Input and Outputs¶
Kraken inputs and their outputs can be defined in multiple ways. The most simple are input-output pairs, i.e. producing one output document for one input document follow the basic syntax:
$ kraken -i input_1 output_1 -i input_2 output_2 ... subcommand_1 subcommand_2 ... subcommand_n
In particular subcommands may be chained.
There are other ways to define inputs and outputs as the syntax shown above can become rather cumbersome for large amounts of files.
As such there are a couple of ways to deal with multiple files in a compact way. The first is batch processing:
$ kraken -I '*.png' -o ocr.txt segment ...
which expands the glob expression in kraken internally and appends the suffix defined with -o to each output file. An input file xyz.png will therefore produce an output file xyz.png.ocr.txt. -I batch inputs can also be specified multiple times:
$ kraken -I '*.png' -I '*.jpg' -I '*.tif' -o ocr.txt segment ...
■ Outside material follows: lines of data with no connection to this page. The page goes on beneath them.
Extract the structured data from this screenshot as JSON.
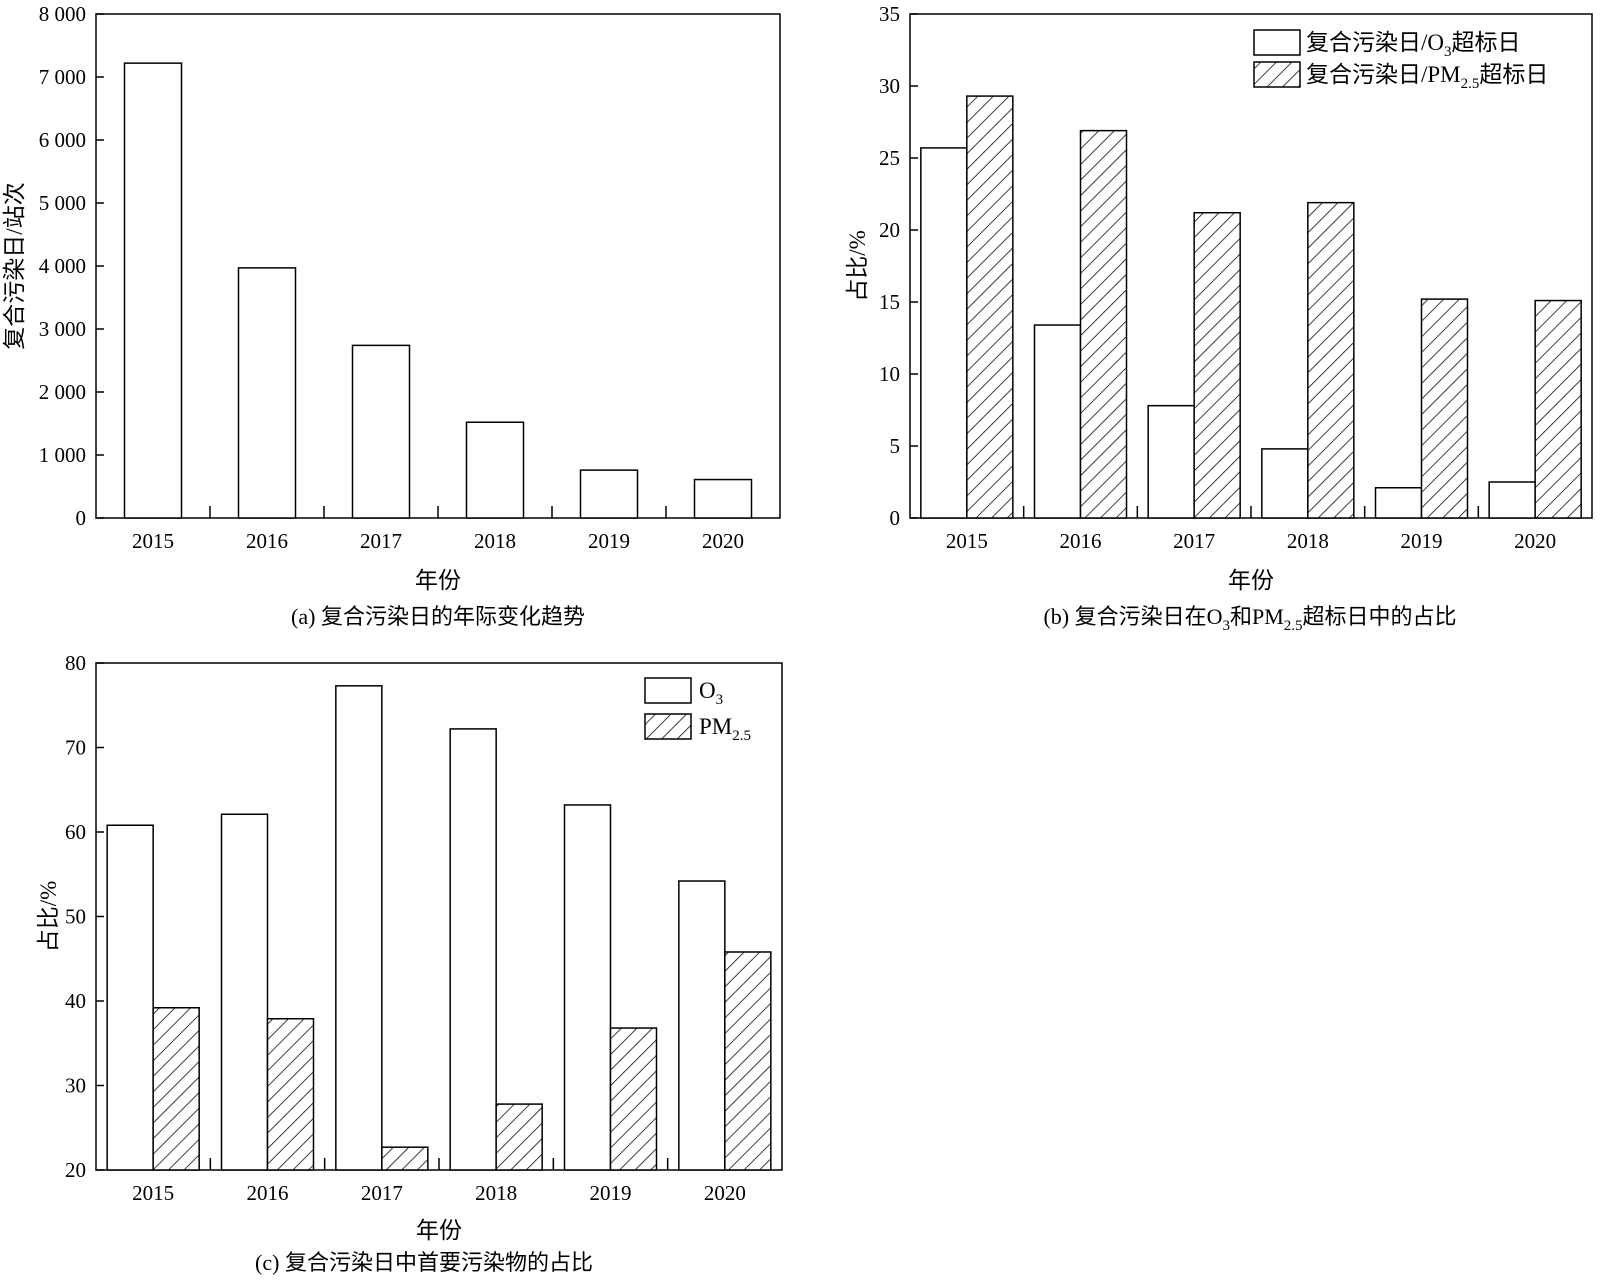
{
  "chart_data": [
    {
      "panel": "a",
      "type": "bar",
      "caption": "(a) 复合污染日的年际变化趋势",
      "xlabel": "年份",
      "ylabel": "复合污染日/站次",
      "categories": [
        "2015",
        "2016",
        "2017",
        "2018",
        "2019",
        "2020"
      ],
      "series": [
        {
          "values": [
            7220,
            3970,
            2740,
            1520,
            760,
            610
          ],
          "fill": "open"
        }
      ],
      "ylim": [
        0,
        8000
      ],
      "yticks": [
        0,
        1000,
        2000,
        3000,
        4000,
        5000,
        6000,
        7000,
        8000
      ],
      "ytick_labels": [
        "0",
        "1 000",
        "2 000",
        "3 000",
        "4 000",
        "5 000",
        "6 000",
        "7 000",
        "8 000"
      ],
      "grid": false
    },
    {
      "panel": "b",
      "type": "bar",
      "caption_parts": [
        "(b) 复合污染日在O",
        "3",
        "和PM",
        "2.5",
        "超标日中的占比"
      ],
      "xlabel": "年份",
      "ylabel": "占比/%",
      "categories": [
        "2015",
        "2016",
        "2017",
        "2018",
        "2019",
        "2020"
      ],
      "series": [
        {
          "name_parts": [
            "复合污染日/O",
            "3",
            "超标日"
          ],
          "values": [
            25.7,
            13.4,
            7.8,
            4.8,
            2.1,
            2.5
          ],
          "fill": "open"
        },
        {
          "name_parts": [
            "复合污染日/PM",
            "2.5",
            "超标日"
          ],
          "values": [
            29.3,
            26.9,
            21.2,
            21.9,
            15.2,
            15.1
          ],
          "fill": "hatch"
        }
      ],
      "ylim": [
        0,
        35
      ],
      "yticks": [
        0,
        5,
        10,
        15,
        20,
        25,
        30,
        35
      ],
      "ytick_labels": [
        "0",
        "5",
        "10",
        "15",
        "20",
        "25",
        "30",
        "35"
      ],
      "legend_position": "top-right",
      "grid": false
    },
    {
      "panel": "c",
      "type": "bar",
      "caption": "(c) 复合污染日中首要污染物的占比",
      "xlabel": "年份",
      "ylabel": "占比/%",
      "categories": [
        "2015",
        "2016",
        "2017",
        "2018",
        "2019",
        "2020"
      ],
      "series": [
        {
          "name_parts": [
            "O",
            "3",
            ""
          ],
          "values": [
            60.8,
            62.1,
            77.3,
            72.2,
            63.2,
            54.2
          ],
          "fill": "open"
        },
        {
          "name_parts": [
            "PM",
            "2.5",
            ""
          ],
          "values": [
            39.2,
            37.9,
            22.7,
            27.8,
            36.8,
            45.8
          ],
          "fill": "hatch"
        }
      ],
      "ylim": [
        20,
        80
      ],
      "yticks": [
        20,
        30,
        40,
        50,
        60,
        70,
        80
      ],
      "ytick_labels": [
        "20",
        "30",
        "40",
        "50",
        "60",
        "70",
        "80"
      ],
      "legend_position": "top-right",
      "grid": false
    }
  ]
}
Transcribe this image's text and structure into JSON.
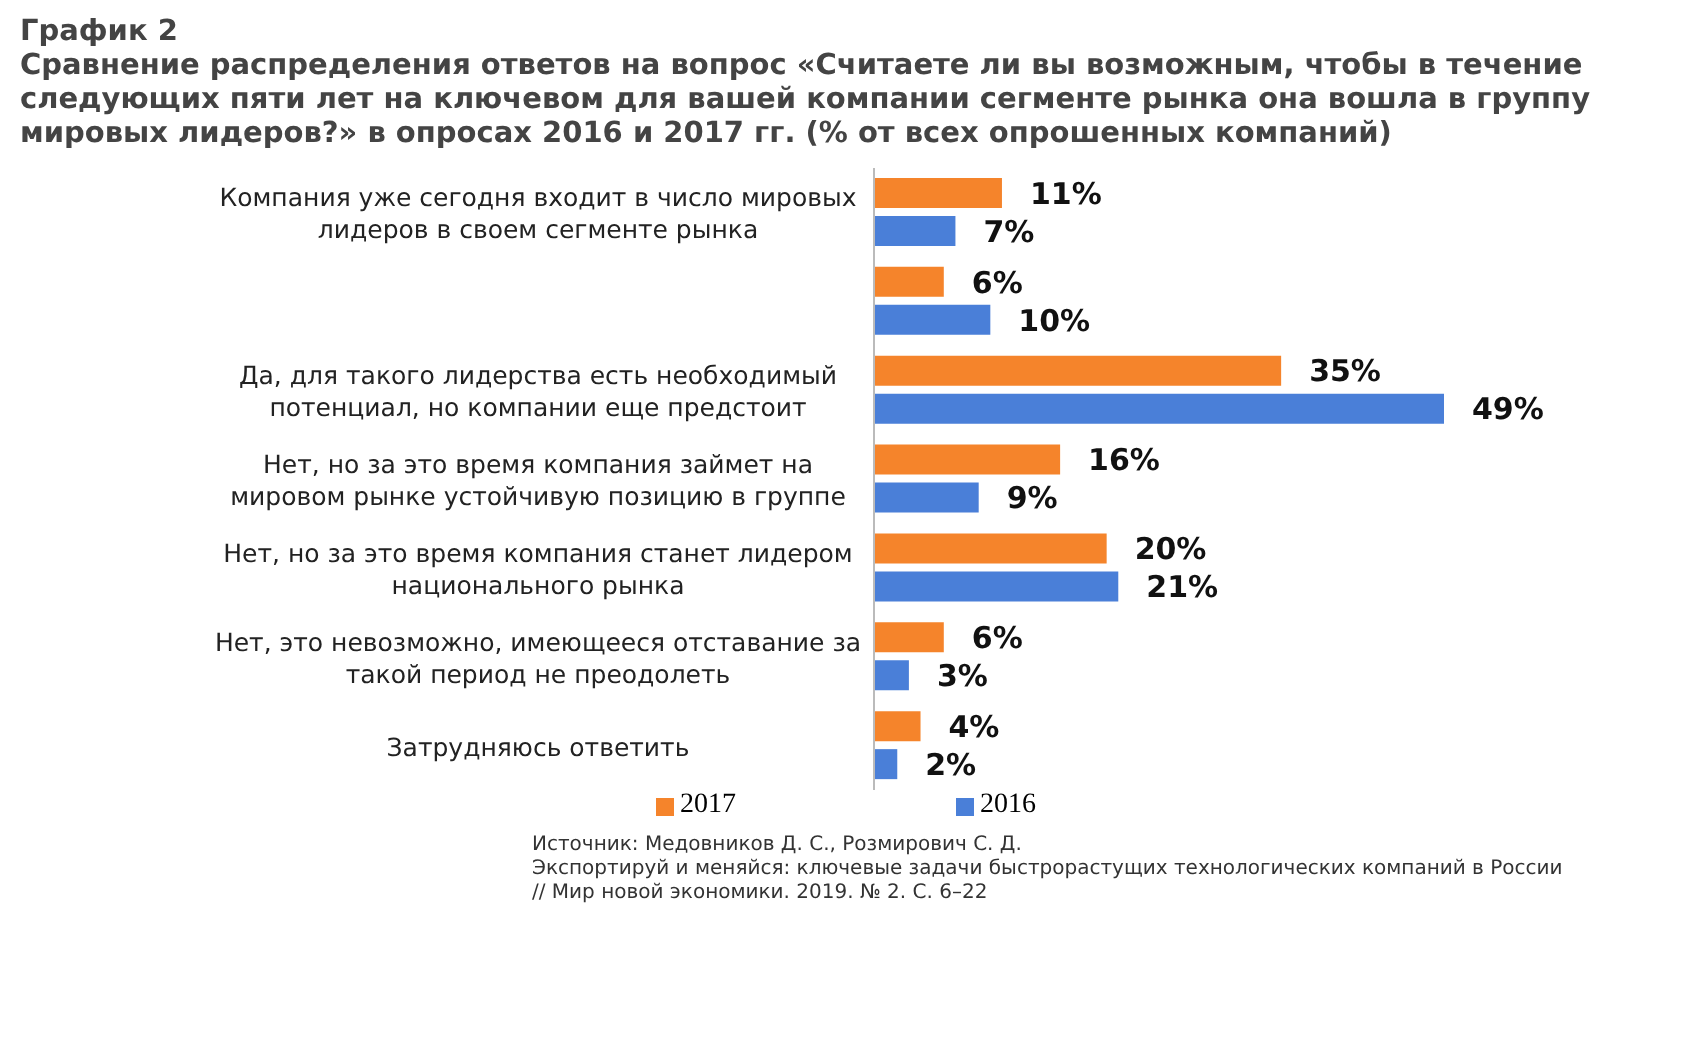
{
  "chart_data": {
    "type": "bar",
    "orientation": "horizontal",
    "title": "График 2",
    "subtitle": "Сравнение распределения ответов на вопрос «Считаете ли вы возможным, чтобы в течение следующих пяти лет на ключевом для вашей компании сегменте рынка она вошла в группу мировых лидеров?» в опросах 2016 и 2017 гг. (% от всех опрошенных компаний)",
    "categories": [
      "Компания уже сегодня входит в число мировых лидеров в своем сегменте рынка",
      null,
      "Да, для такого лидерства есть необходимый потенциал, но компании еще предстоит",
      "Нет, но за это время компания займет на мировом рынке устойчивую позицию в группе",
      "Нет, но за это время компания станет лидером национального рынка",
      "Нет, это невозможно, имеющееся отставание за такой период не преодолеть",
      "Затрудняюсь ответить"
    ],
    "series": [
      {
        "name": "2017",
        "color": "#f5842b",
        "values": [
          11,
          6,
          35,
          16,
          20,
          6,
          4
        ],
        "value_labels": [
          "11%",
          "6%",
          "35%",
          "16%",
          "20%",
          "6%",
          "4%"
        ]
      },
      {
        "name": "2016",
        "color": "#4a7fd8",
        "values": [
          7,
          10,
          49,
          9,
          21,
          3,
          2
        ],
        "value_labels": [
          "7%",
          "10%",
          "49%",
          "9%",
          "21%",
          "3%",
          "2%"
        ]
      }
    ],
    "legend": "bottom",
    "grid": false,
    "annotations": [
      "Источник: Медовников Д. С., Розмирович С. Д.",
      "Экспортируй и меняйся: ключевые задачи быстрорастущих технологических компаний в России",
      "// Мир новой экономики. 2019. № 2. С. 6–22"
    ]
  }
}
A second way is to input multi-image files directly. These can be either in PDF, TIFF, or JPEG2000 format and are specified like:
$ kraken -I some.pdf -o ocr.txt -f pdf segment ...
This will internally extract all page images from the input PDF file and write one output file with an index (can be changed using the -p option) and the suffix defined with -o.
The -f option can not only be used to extract data from PDF/TIFF/JPEG2000 files but also various XML formats. In these cases the appropriate data is automatically selected from the inputs, image data for segmentation or line and region segmentation for recognition:
$ kraken -i alto.xml alto.ocr.txt -i page.xml page.ocr.txt -f xml ocr ...
The code is able to automatically determine if a file is in PageXML or ALTO format.
Output formats¶
All commands have a default output format such as raw text for ocr, a plain image for binarize, or a JSON definition of the the segmentation for segment. These are specific to kraken and generally not suitable for further processing by other software but a number of standardized data exchange formats can be selected. Per default ALTO, PageXML, hOCR, and abbyyXML containing additional metadata such as bounding boxes and confidences are implemented. In addition, custom jinja templates can be loaded to create individualised output such as TEI.
Output formats are selected on the main kraken command and apply to the last subcommand defined in the subcommand chain. For example:
$ kraken --alto -i ... segment -bl
will serialize a plain segmentation in ALTO into the specified output file.
The currently available format switches are:
$ kraken -n -i ... ... # native output
$ kraken -a -i ... ... # ALTO output
$ kraken -x -i ... ... # PageXML output
$ kraken -h -i ... ... # hOCR output
$ kraken -y -i ... ... # abbyyXML output
Custom templates can be loaded with the --template
option:
$ kraken --template /my/awesome/template.tmpl -i ... ...
The data objects used by the templates are considered internal to kraken and can change from time to time. The best way to get some orientation when writing a new template from scratch is to have a look at the existing templates here.